Difference with threshold mass
------------------------------
Here we want to see the difference of this approximations as a function
of :math:`M_2^{th}`.
.. code:: ipython3
m1 = 1e13
.. code:: ipython3
md(f'We start by fixing $M_1$ at $10^{{{np.log10(m1):.1f}}}$'
r' and evaluating the difference of the arguments $\frac{dn}{dM_2}P(M_1|M_2)$ vs $P(M_1|M_2)$:')

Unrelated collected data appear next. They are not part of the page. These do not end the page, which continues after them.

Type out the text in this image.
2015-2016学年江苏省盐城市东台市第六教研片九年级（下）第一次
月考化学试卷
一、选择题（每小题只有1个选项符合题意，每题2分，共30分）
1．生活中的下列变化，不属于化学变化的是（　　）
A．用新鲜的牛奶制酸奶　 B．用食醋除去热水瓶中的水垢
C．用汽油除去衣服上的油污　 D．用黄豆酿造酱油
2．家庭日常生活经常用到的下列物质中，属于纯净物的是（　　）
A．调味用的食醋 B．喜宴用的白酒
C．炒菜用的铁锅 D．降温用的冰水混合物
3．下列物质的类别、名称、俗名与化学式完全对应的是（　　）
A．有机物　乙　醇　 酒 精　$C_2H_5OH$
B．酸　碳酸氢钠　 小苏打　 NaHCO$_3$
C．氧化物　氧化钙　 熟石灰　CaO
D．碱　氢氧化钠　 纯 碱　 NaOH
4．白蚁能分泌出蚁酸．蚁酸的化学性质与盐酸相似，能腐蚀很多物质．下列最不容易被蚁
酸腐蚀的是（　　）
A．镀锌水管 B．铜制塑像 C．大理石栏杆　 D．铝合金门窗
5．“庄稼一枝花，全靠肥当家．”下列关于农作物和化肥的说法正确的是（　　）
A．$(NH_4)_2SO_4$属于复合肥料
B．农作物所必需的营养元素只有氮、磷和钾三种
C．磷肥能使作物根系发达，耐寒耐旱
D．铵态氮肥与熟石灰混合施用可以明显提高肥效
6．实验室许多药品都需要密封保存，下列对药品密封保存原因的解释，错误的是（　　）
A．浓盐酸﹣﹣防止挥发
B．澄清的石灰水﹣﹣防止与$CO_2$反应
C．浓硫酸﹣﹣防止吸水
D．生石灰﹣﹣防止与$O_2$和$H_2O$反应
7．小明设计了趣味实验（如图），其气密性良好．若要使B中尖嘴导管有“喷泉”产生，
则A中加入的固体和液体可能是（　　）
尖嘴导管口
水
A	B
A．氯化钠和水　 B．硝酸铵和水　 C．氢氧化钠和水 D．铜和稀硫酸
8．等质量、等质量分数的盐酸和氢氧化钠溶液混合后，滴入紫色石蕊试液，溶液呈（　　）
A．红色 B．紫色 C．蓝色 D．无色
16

We start by fixing :math:`M_1` at :math:`10^{13.0}` and evaluating the
difference of the arguments :math:`\frac{dn}{dM_2}P(M_1|M_2)` vs
:math:`P(M_1|M_2)`:
.. code:: ipython3
m2_vec = np.logspace(12, 15, 500)
norm1 = quad_vec(lambda logm2: p_m1_m2(m1, 10**logm2)*dn_dlogm(logm2),
min_log_mass2_norm, max_log_mass2, epsabs=1e-50)[0]
norm2 = quad_vec(lambda logm2: p_m1_m2(m1, 10**logm2),
min_log_mass2_norm, max_log_mass2, epsabs=1e-50)[0]
plt.plot(m2_vec, p_m1_m2(m1, m2_vec)*dn_dlogm(np.log10(m2_vec))/norm1,
label=r'$\frac{dn}{dM_2}P(M_1|M_2)$')
plt.plot(m2_vec, p_m1_m2(m1, m2_vec)/norm2, label='$P(M_1|M_2)$')
plt.axvline(m1, ls='--', color='r')
plt.text(m1, 0, '$M_1$', color='r')
plt.xscale('log')
plt.xlabel('$M_2$')
plt.ylabel('kernel')
plt.legend(fontsize=16)
plt.show()
.. image:: intrinsic_completeness_files/intrinsic_completeness_33_0.png
There is only a small shift in the argument to be integrated.
When making the integrals:
.. code:: ipython3
m2_th_vec = np.logspace(12, 14, 100)
int_full_m1fix = np.array([comp_full(m1, m2) for m2 in m2_th_vec])
int_approx_m1fix = np.array([comp_approx(m1, m2) for m2 in m2_th_vec])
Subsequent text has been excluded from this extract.